Due to the fact that I cordially dislike baby spinach and tomatoes, and I don’t think fetta is enough protein to satisfy a human, I added more ingredients – specifically mint (huge taste difference), mushrooms (which I actually do like, though they’re not quite as bold in colour as the first three) and cold ham. My justification for today is that you can eat the Christmas salad if you like, OR you can use it as a base, and add whatever else suits you (apple and peanuts are particularly good). It’s called the Christmas salad because of the colours.
What I actually ate (and enjoyed):
This is the only salad I don’t refuse to eat. I’m hopefully getting tested this week to find our if I am ALLERGIC TO FRUIT AND VEGETABLES. Seriously. There’s a condition called fructose malabsorption which would explain why apples make me feel sick. Which is ironic, since in my case “an apple a day keeps the doctor in pay.”

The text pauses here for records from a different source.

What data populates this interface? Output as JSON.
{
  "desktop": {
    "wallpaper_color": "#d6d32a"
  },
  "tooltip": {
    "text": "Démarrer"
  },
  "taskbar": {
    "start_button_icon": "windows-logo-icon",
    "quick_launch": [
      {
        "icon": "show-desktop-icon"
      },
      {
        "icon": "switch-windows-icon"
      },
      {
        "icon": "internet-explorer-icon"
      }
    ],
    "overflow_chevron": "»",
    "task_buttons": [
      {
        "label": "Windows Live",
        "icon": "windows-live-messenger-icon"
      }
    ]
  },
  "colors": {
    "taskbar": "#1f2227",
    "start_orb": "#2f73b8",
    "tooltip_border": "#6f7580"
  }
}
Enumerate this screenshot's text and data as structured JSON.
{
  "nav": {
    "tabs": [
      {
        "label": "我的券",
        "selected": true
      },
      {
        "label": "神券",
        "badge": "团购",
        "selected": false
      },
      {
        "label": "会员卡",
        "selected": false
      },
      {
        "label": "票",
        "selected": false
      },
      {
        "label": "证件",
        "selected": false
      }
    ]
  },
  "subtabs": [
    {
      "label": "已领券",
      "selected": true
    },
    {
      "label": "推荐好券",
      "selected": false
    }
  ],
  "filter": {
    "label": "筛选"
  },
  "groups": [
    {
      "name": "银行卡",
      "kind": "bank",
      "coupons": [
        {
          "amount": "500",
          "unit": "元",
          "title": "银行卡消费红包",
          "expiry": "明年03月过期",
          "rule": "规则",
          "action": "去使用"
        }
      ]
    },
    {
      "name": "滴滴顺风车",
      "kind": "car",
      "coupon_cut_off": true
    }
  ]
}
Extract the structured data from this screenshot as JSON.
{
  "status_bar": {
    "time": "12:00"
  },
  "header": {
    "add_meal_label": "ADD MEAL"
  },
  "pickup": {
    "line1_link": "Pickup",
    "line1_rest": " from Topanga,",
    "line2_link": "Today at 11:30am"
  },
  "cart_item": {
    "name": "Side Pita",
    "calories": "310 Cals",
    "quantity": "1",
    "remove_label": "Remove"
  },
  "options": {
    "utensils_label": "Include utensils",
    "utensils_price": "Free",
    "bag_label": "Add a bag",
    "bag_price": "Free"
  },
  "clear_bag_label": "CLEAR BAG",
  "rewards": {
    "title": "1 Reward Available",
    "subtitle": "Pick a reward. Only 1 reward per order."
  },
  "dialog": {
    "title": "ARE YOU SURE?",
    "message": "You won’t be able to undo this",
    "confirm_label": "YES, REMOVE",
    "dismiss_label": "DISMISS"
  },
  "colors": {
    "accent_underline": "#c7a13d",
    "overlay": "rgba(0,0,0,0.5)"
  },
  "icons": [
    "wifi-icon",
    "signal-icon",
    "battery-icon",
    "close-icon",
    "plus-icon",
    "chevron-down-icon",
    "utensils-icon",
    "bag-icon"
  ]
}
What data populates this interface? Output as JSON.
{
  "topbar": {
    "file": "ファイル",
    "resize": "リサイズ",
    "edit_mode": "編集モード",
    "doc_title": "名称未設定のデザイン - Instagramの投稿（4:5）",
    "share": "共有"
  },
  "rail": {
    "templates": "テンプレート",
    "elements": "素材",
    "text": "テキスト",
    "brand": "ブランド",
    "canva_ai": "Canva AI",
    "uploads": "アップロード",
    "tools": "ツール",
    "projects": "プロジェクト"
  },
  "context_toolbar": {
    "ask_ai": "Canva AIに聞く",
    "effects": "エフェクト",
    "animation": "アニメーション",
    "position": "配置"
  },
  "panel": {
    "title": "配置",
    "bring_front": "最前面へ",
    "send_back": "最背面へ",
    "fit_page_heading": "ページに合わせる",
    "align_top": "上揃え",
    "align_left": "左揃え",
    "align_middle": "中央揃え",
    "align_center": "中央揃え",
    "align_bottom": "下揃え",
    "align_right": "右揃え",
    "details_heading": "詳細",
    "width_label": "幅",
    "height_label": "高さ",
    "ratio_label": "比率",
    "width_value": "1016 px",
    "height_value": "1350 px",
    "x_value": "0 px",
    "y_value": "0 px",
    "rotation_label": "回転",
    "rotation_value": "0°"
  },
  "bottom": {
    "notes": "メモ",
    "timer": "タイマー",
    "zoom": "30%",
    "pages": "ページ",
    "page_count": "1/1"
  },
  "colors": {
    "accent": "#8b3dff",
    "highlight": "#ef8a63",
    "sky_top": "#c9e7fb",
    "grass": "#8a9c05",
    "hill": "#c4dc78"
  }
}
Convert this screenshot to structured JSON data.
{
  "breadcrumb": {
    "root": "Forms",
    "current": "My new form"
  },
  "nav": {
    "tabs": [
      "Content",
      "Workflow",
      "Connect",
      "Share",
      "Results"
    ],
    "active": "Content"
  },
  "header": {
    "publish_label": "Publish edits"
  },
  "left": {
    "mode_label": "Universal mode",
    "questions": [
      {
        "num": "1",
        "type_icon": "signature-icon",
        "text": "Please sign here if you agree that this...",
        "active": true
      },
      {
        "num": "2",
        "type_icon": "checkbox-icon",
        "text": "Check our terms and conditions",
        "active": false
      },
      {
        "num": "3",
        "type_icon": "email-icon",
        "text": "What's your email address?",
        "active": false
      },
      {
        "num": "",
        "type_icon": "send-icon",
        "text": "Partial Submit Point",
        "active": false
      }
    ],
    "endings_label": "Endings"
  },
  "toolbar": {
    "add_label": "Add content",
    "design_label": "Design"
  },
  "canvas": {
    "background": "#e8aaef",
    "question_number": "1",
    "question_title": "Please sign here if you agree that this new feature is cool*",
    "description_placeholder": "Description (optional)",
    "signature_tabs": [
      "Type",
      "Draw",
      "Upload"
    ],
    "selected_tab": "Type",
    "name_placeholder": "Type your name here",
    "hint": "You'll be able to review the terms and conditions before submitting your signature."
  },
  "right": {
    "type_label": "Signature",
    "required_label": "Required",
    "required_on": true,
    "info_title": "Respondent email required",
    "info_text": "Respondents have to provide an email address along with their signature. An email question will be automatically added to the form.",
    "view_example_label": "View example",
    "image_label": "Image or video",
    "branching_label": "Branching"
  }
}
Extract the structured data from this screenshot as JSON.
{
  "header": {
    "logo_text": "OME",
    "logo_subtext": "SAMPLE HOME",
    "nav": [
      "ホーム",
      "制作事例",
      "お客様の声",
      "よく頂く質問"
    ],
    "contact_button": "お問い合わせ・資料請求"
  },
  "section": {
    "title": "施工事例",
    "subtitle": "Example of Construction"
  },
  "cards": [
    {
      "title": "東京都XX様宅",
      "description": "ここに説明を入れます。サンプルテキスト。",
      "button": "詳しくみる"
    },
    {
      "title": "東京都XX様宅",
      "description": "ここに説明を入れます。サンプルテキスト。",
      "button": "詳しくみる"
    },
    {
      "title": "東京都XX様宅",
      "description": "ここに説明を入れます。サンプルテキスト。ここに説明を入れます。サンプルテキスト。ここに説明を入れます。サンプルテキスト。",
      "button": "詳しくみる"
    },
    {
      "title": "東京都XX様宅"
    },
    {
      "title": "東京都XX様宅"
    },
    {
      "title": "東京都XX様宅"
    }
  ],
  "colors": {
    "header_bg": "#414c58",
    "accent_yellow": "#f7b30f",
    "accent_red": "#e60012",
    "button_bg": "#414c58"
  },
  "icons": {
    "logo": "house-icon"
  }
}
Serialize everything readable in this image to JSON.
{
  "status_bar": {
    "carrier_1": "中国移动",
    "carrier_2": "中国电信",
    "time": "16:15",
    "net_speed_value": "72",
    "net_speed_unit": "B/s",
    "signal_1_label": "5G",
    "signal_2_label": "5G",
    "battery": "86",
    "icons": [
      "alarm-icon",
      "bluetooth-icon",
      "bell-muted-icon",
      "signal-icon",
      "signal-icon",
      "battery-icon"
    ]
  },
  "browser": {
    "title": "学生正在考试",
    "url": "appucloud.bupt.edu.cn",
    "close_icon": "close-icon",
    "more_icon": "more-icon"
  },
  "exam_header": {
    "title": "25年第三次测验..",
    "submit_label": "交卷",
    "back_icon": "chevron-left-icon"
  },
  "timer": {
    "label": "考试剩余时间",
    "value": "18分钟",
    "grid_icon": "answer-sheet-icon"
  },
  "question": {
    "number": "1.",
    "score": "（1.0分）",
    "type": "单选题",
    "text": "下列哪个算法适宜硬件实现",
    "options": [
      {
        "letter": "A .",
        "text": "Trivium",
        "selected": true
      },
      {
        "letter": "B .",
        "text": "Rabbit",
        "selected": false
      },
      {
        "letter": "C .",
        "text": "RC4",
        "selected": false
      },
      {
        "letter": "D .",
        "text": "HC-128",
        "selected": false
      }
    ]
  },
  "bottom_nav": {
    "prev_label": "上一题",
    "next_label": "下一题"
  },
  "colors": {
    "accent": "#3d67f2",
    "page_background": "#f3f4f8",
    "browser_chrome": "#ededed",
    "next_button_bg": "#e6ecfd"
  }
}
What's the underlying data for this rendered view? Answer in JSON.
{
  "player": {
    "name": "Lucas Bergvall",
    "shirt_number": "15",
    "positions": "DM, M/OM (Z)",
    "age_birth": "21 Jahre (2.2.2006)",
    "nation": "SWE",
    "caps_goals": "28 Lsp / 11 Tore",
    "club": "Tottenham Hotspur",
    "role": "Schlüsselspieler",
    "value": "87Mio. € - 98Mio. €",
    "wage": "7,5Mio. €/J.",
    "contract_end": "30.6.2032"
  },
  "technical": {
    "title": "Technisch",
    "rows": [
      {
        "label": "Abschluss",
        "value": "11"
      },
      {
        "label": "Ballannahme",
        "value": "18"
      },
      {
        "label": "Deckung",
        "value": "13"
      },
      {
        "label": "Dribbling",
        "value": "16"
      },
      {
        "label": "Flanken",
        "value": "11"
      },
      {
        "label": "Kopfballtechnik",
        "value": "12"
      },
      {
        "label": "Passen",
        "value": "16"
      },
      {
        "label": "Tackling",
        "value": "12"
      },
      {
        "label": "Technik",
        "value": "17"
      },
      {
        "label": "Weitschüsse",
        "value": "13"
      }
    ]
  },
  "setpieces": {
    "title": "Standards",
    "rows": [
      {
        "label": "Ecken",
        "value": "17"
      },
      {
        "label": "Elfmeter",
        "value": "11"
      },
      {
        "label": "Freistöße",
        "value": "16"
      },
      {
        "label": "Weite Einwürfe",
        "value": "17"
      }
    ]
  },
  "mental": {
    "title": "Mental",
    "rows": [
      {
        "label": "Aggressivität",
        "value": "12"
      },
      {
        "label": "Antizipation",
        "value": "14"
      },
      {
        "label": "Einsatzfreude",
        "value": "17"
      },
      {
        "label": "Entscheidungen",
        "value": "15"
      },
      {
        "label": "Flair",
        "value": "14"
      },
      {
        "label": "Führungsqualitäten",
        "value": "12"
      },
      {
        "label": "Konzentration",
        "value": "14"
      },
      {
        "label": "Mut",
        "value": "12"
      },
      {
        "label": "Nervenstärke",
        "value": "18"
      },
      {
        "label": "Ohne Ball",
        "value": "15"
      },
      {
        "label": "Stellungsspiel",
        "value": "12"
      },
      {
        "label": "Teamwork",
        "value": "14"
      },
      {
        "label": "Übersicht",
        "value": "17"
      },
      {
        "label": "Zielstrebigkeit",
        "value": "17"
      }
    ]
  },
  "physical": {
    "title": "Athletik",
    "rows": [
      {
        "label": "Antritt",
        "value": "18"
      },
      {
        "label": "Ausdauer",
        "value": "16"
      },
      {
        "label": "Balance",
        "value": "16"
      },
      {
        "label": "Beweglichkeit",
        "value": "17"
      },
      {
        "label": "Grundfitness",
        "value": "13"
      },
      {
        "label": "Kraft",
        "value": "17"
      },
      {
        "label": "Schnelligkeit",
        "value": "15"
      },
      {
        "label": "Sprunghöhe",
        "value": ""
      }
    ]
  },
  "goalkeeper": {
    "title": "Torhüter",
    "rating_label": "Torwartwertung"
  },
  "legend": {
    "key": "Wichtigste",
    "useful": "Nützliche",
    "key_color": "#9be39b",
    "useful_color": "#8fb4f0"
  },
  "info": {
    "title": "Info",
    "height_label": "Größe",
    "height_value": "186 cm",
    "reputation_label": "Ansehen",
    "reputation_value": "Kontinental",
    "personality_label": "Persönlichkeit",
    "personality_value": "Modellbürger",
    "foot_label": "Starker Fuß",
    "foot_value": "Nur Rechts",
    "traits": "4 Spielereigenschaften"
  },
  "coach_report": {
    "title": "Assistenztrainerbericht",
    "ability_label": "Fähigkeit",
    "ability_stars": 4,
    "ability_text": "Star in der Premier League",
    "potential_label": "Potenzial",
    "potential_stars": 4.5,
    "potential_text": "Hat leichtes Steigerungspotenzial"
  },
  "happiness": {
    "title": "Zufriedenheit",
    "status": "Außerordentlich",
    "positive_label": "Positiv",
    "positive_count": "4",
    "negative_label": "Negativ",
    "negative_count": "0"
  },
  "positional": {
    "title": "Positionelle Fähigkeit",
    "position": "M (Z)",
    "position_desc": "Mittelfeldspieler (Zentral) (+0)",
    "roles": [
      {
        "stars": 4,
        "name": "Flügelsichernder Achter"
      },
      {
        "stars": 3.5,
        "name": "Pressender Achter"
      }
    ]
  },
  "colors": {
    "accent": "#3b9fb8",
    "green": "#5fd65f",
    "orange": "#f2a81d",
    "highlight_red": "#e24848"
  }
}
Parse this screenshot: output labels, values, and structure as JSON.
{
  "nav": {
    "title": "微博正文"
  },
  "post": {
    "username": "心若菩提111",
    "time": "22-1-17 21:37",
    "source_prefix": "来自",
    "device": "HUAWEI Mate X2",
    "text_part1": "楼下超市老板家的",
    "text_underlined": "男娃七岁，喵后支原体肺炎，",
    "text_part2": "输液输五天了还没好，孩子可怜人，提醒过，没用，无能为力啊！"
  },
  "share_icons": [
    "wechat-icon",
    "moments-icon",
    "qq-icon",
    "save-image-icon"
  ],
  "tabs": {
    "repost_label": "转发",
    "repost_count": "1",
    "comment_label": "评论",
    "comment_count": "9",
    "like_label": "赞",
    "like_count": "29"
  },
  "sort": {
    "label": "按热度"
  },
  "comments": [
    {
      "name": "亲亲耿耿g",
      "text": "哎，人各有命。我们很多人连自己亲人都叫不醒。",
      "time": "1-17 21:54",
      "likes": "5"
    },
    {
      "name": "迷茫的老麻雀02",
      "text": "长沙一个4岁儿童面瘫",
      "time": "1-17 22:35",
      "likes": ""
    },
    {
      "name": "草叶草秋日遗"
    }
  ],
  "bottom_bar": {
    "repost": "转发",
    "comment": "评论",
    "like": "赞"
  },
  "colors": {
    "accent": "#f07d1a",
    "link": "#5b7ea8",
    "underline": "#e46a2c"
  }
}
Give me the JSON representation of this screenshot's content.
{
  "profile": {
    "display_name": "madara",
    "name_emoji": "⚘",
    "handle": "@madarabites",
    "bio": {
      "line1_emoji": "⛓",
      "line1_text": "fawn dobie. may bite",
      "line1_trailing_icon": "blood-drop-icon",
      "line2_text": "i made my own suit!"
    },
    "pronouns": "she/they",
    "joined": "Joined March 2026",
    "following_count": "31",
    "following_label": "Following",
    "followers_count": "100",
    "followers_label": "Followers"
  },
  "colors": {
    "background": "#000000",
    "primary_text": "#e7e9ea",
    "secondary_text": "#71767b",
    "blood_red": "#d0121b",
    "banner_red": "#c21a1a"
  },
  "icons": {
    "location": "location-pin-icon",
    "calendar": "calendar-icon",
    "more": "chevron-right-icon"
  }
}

And here’s another pretty pretty picture from Flickr.com:
Yes, I know, it’s not Papua.
*not yet
**mmm, tasty babies.
You eat my salad. Everytime.
(wow, that sounded better in my head).
That’s all the christmas salad is – a poor-man’s version of yours. Didn’t you recognise it (with exactly one of the usual ingredients. . .)
Well, yes, I recognised it, but I felt a need to comment anyway.